Stendhal Festival of Art:
On the same week that Derry~Londonderry hosts the all Ireland Fleadh Cheoil, Belfast brings the 25th anniversary Feile an Phobail to a close, and the Happy Days Enniskillen International Beckett Festival gears up for its second year, Stendhal Festival of Art raises its head above the big timers and asks to be noticed.
Situated in the picturesque surrounds of Ballymully Cottage Farm on the outskirts of Limavady, Stendhal brings an all encompassing artistic experience to the Roe Valley. Currently in its third year, Stendhal is a collection of all things musical, earthy and artistic.
The festival line-up features an array of individual artists and bands performing on four different stages, including the Karma Valley Stage and the Garden Shed Stage at Poetry Corner. The soundtrack to the weekend is diverse, including sets from established acts like Duke Special to local youngster Cahir McLaughlin.
Kicking off proceedings on Friday evening on the Karma Valley Stage are female punk rockers Vanilla Gloom, who have all the attitude of a classic punk band with the head-banging tunes to back it up. Following suit are Derry boys Triggerman, who delight their crowd with back-to-back hard rock anthems.
Duke Special then headlines opening night, filling the main stage with his remarkably emotive voice. His Belfast accent adds a wonderful charm to his descriptive lyrics, which often tug at the heartstrings, while his bouncy, ragtime melodies inspire the enthusiastic audience to dance en mass.
As he performs hits like ‘Freewheel’ and ‘Last Night I nearly Died’, I conclude that seeing Duke Special live isn’t like a standard gig. It’s an immersive and stirring experience, but still wholly accessible. Despite power cuts throughout his set, Duke delivers something very special indeed.
Saturday comes and so does the rain, but it doesn’t dampen the spirits of those festival goers here to watch 15-year-old local Cahir McLaughlin open the Main Stage. McLaughlin plays an array of covers, ranging from the Foo Fighters to Coldplay, and debuts some of his own material including tracks ‘Little Bird’ and ‘Rhythm’, an impressive toe-tapper of a tune that possesses a highly addictive chorus.
Sons of Caliber are up next, mixing songs from their latest EP, The Tundra, with new offerings from their highly anticipated debut album. The indie folk band dispense an energetic set full of spirited singing and strident strumming, filled out by solid bass and drums and the occasional violin break.
The beauty of Sons of Caliber’s songs is in their simplicity and intimacy.
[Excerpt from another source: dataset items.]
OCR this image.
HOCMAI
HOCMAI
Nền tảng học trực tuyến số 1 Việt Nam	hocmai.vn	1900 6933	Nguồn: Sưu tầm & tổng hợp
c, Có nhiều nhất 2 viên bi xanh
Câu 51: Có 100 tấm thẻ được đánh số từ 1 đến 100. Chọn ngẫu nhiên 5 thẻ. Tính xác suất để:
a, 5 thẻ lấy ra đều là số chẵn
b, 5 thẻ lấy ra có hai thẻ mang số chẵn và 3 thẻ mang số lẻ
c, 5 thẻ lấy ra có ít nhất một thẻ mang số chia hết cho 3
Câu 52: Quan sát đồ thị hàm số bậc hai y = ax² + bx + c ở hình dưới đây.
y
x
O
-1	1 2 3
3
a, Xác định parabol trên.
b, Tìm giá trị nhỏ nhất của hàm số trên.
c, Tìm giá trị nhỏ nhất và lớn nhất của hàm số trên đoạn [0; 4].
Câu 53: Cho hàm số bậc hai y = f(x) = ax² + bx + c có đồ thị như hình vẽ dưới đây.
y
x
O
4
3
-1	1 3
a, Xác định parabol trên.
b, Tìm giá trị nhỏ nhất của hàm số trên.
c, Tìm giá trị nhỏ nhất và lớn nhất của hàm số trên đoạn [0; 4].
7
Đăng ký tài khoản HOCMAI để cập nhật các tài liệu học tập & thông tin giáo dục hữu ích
The harmonies between lead singer Andrew Farmer and Rosie Barry are something truly gorgeous to behold. As they play the love song ‘Yellow Rose’, they share looks of reassurance and smiles, and eventually their set finishes all too soon.
Crowd pleasers Paddy Nash & The Happy Enchiladas get the Main Stage compulsively pigeon nodding to their folky goodness and catchy lyrics, whilst Scala Strings quartet dazzle their audience at the Air Stage by playing a symphony of pop and classical songs, including a rendition of Sigur Ros’ ‘Hoppipolla’.
Stendhal veteran Rainy Boy Sleep, aka Stevie Martin, takes to the Main Stage to a packed crowd, and the Stendhal audience love this local boy. Martin’s stage presence is confident, his charm, wit and energy incredibly captivating, and having played Glastonbury and supported the likes of James Morrison and Cyndi Lauper, he deservedly owns the spotlight as the day wears on.
The Main Stage is drawn to a close by a solo set from Neil Hannon of The Divine Comedy, but minor sound problems inevitably affect his performance. Meanwhile, legendary Celtic folk-rock band More Power to Your Elbow bring the Karma Valley stage to a close, whilst godfather of Northern Irish Punk, Terri Hooley, closes the Garden Shed Stage with his infamous DJ set.
My particular weekend highlight is The Dead Presidents, who sing all things disco, and turned the folk to funk. Offering up a set of pitch-perfect soul, funk and reggae – and propelled by charismatic frontman Matthew Wilson – the late night crowds can’t help but dance in the muck.
Stendhal Festival of Art is a charming melting pot of a festival. Turn one way and there is Victor McCullough playing country, turn another and you’ll find bluesy guitar in the Art Gallery, or the midnight rave in the Secret Garden. Albeit small in size, this festival has enough heart and soul to entice people back for more, making it very hard not to #lovestendhal.